AAUW’s Buffalo Branch also was a favorite avocation of Jack Berlin’s late wife, Clare says, noting that Lorna Berlin routinely donated her artwork to raffles and “tirelessly worked on the book sale as long as she was able.”

“She used to be chair of the children’s department (for the book sale),” she recalls. “Their children often assisted, and when younger had long lists of books for their mom to look for at the sale.”

So when Jack Berlin, research associate professor of epidemiology and environmental health, died this spring, “It was not surprising that his children chose to donate his books to our sale,” she says.

Betty Preble, president of the local branch of the AAUW, notes that while the collections AAUW received from Batt and Berlin are unusual, donations for the sale often come from unexpected sources.

“This year we helped clean out the house of a — for want of a better term — book hoarder.

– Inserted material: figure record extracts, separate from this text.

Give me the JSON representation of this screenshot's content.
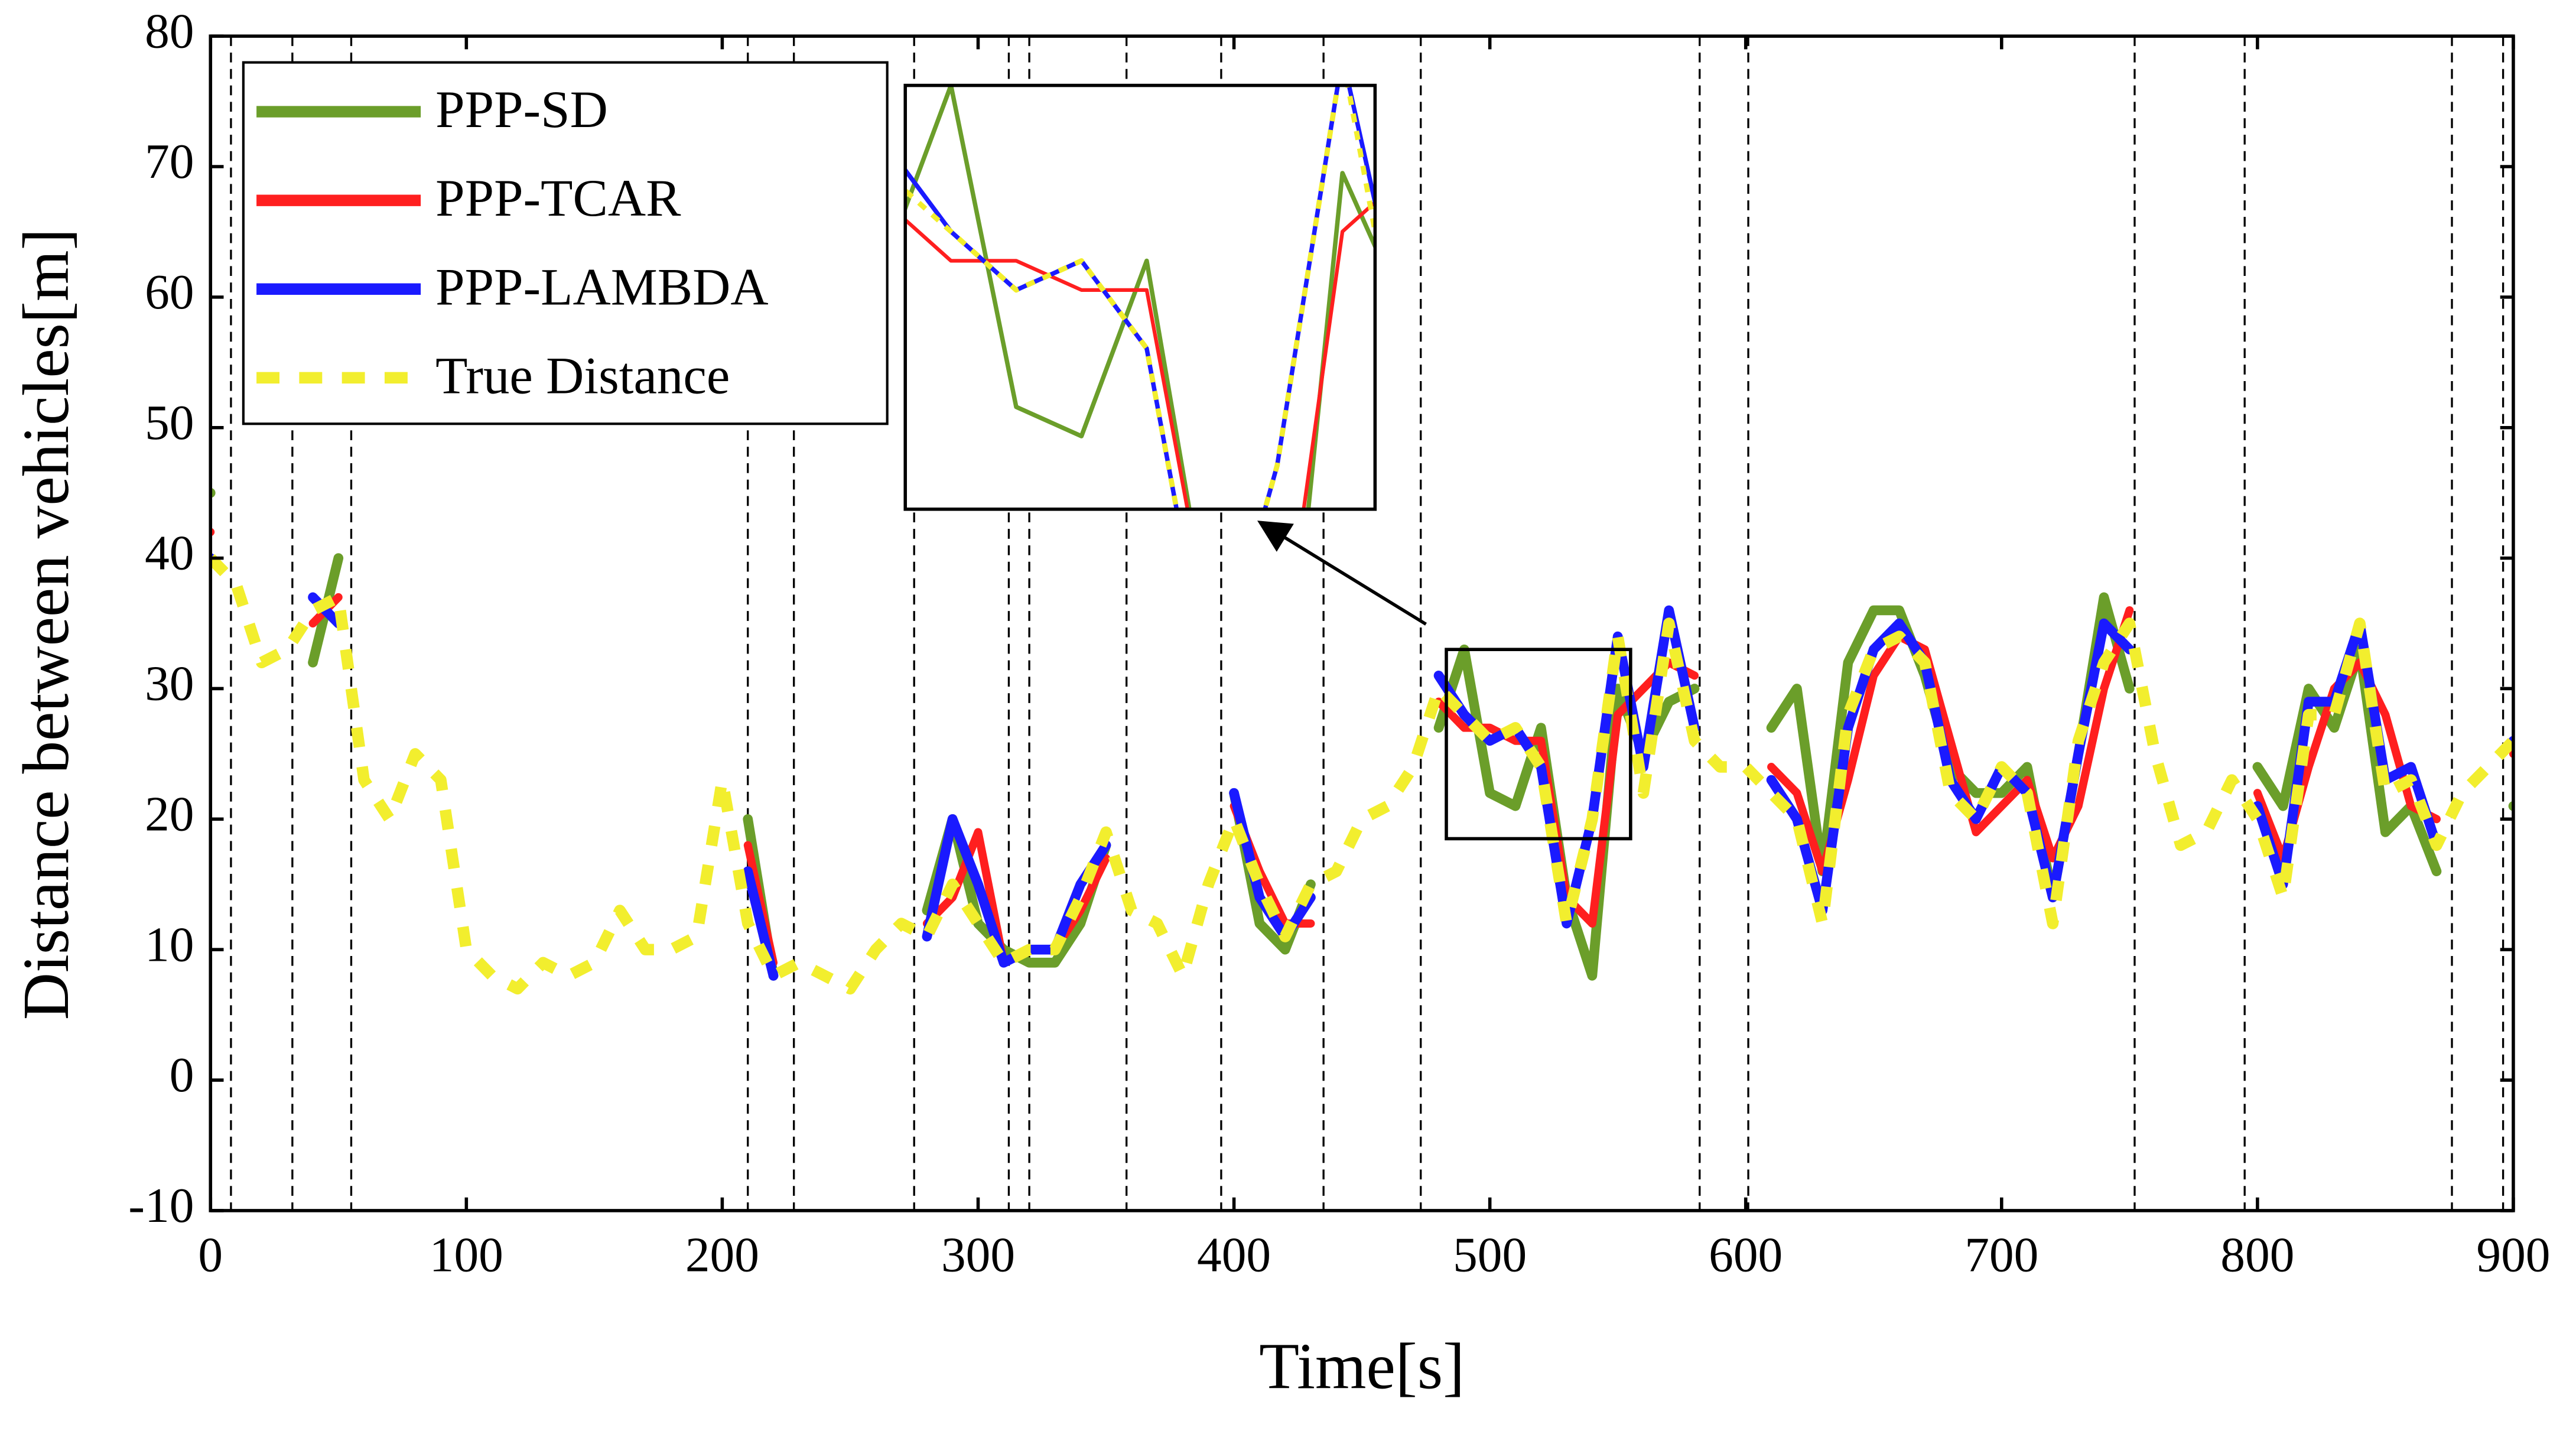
{
  "chart_data": {
    "type": "line",
    "xlabel": "Time[s]",
    "ylabel": "Distance between vehicles[m]",
    "xlim": [
      0,
      900
    ],
    "ylim": [
      -10,
      80
    ],
    "xticks": [
      0,
      100,
      200,
      300,
      400,
      500,
      600,
      700,
      800,
      900
    ],
    "yticks": [
      -10,
      0,
      10,
      20,
      30,
      40,
      50,
      60,
      70,
      80
    ],
    "x": [
      0,
      10,
      20,
      30,
      40,
      50,
      60,
      70,
      80,
      90,
      100,
      110,
      120,
      130,
      140,
      150,
      160,
      170,
      180,
      190,
      200,
      210,
      220,
      230,
      240,
      250,
      260,
      270,
      280,
      290,
      300,
      310,
      320,
      330,
      340,
      350,
      360,
      370,
      380,
      390,
      400,
      410,
      420,
      430,
      440,
      450,
      460,
      470,
      480,
      490,
      500,
      510,
      520,
      530,
      540,
      550,
      560,
      570,
      580,
      590,
      600,
      610,
      620,
      630,
      640,
      650,
      660,
      670,
      680,
      690,
      700,
      710,
      720,
      730,
      740,
      750,
      760,
      770,
      780,
      790,
      800,
      810,
      820,
      830,
      840,
      850,
      860,
      870,
      880,
      890,
      900
    ],
    "series": [
      {
        "name": "PPP-SD",
        "color": "#6b9e2a",
        "dashed": false,
        "values": [
          45,
          null,
          null,
          null,
          32,
          40,
          null,
          null,
          null,
          null,
          null,
          null,
          null,
          null,
          null,
          null,
          null,
          null,
          null,
          null,
          null,
          20,
          8,
          null,
          null,
          null,
          null,
          null,
          13,
          20,
          12,
          10,
          9,
          9,
          12,
          18,
          null,
          null,
          null,
          null,
          22,
          12,
          10,
          15,
          null,
          null,
          null,
          null,
          27,
          33,
          22,
          21,
          27,
          14,
          8,
          30,
          25,
          29,
          30,
          null,
          null,
          27,
          30,
          16,
          32,
          36,
          36,
          31,
          24,
          22,
          22,
          24,
          14,
          25,
          37,
          30,
          null,
          null,
          null,
          null,
          24,
          21,
          30,
          27,
          33,
          19,
          21,
          16,
          null,
          null,
          21
        ]
      },
      {
        "name": "PPP-TCAR",
        "color": "#ff1f1f",
        "dashed": false,
        "values": [
          42,
          null,
          null,
          null,
          35,
          37,
          null,
          null,
          null,
          null,
          null,
          null,
          null,
          null,
          null,
          null,
          null,
          null,
          null,
          null,
          null,
          18,
          9,
          null,
          null,
          null,
          null,
          null,
          12,
          14,
          19,
          9,
          10,
          10,
          13,
          17,
          null,
          null,
          null,
          null,
          21,
          16,
          12,
          12,
          null,
          null,
          null,
          null,
          29,
          27,
          27,
          26,
          26,
          14,
          12,
          28,
          30,
          32,
          31,
          null,
          null,
          24,
          22,
          16,
          23,
          31,
          34,
          33,
          26,
          19,
          21,
          23,
          17,
          21,
          30,
          36,
          null,
          null,
          null,
          null,
          22,
          17,
          24,
          30,
          32,
          28,
          21,
          20,
          null,
          null,
          25
        ]
      },
      {
        "name": "PPP-LAMBDA",
        "color": "#1a1aff",
        "dashed": false,
        "values": [
          40,
          null,
          null,
          null,
          37,
          35,
          null,
          null,
          null,
          null,
          null,
          null,
          null,
          null,
          null,
          null,
          null,
          null,
          null,
          null,
          null,
          16,
          8,
          null,
          null,
          null,
          null,
          null,
          11,
          20,
          15,
          9,
          10,
          10,
          15,
          18,
          null,
          null,
          null,
          null,
          22,
          14,
          11,
          14,
          null,
          null,
          null,
          null,
          31,
          28,
          26,
          27,
          24,
          12,
          20,
          34,
          24,
          36,
          27,
          null,
          null,
          23,
          20,
          13,
          27,
          33,
          35,
          32,
          23,
          20,
          24,
          22,
          14,
          25,
          35,
          33,
          null,
          null,
          null,
          null,
          21,
          15,
          29,
          29,
          35,
          23,
          24,
          18,
          null,
          null,
          26
        ]
      },
      {
        "name": "True Distance",
        "color": "#f2ee2e",
        "dashed": true,
        "values": [
          40,
          38,
          32,
          33,
          36,
          37,
          23,
          20,
          25,
          23,
          10,
          8,
          7,
          9,
          8,
          9,
          13,
          10,
          10,
          11,
          23,
          12,
          8,
          9,
          8,
          7,
          10,
          12,
          11,
          15,
          12,
          9,
          10,
          10,
          14,
          19,
          13,
          12,
          8,
          15,
          20,
          15,
          11,
          15,
          16,
          20,
          21,
          24,
          30,
          28,
          26,
          27,
          24,
          12,
          20,
          34,
          22,
          35,
          26,
          24,
          24,
          22,
          20,
          12,
          28,
          33,
          34,
          32,
          22,
          20,
          24,
          22,
          12,
          26,
          32,
          35,
          25,
          18,
          19,
          23,
          20,
          14,
          28,
          28,
          35,
          22,
          23,
          18,
          22,
          24,
          26
        ]
      }
    ],
    "vlines": [
      8,
      32,
      55,
      210,
      228,
      275,
      312,
      320,
      358,
      395,
      435,
      473,
      582,
      601,
      752,
      795,
      876,
      896
    ],
    "zoom_xlim": [
      483,
      555
    ],
    "zoom_ylim": [
      18.5,
      33
    ],
    "legend": "upper left"
  }
}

He was not in a professional occupation, but was an omnivorous reader,” she says. “I can’t think of a category of books not represented in his collection.”

This year’s book sale is the 64th for the Buffalo Branch, which as a branch of the national organization, works to empower women and girls through advocacy, education, philanthropy and research. Books, DVDs, CDs, games and puzzles will be on sale during the five-day event that opens today. Most items sell for 50 cents to a dollar.

Proceeds from the annual book sale benefit scholarships — two UB graduate students are slated to receive a total of $15,000 in scholarships this year — and interest-free college loans to Western New York high school and college students, as well as community projects and programs.

Preble says the Buffalo Branch has provided support to the UB student chapter (which is currently inactive) to enable members to attend the AAUW-sponsored National Conference for College Women Student Leaders. The branch also helped sponsor an “ElectHer” conference on campus a couple of years ago that led to one of the student members winning the UB Student Association presidency.

In addition, AAUW national fellowships are available to local students and have frequently gone to UB students, she says.

Buffalo Branch members consider the book sale to be a community service in several ways, Preble explains. In addition to being a fundraiser, “it gives the local population a way to buy books that they might not otherwise be able to afford at a very reasonable rate. It also gives people a place to donate their loved-but-no-longer-needed books where they will go to another loving home,” she says. And at the end of the sale, “local nonprofits are invited to come in and take whatever they would like that’s still on the floor for their libraries, etc.”

The AAUW book sale will take place May 30 through June 3 at the former Buffalo Athletic Club at 4687 Transit Road, Williamsville, next to the Eastern Hills Mall. Admission prices and times for the sale can be found on the book sale’s website.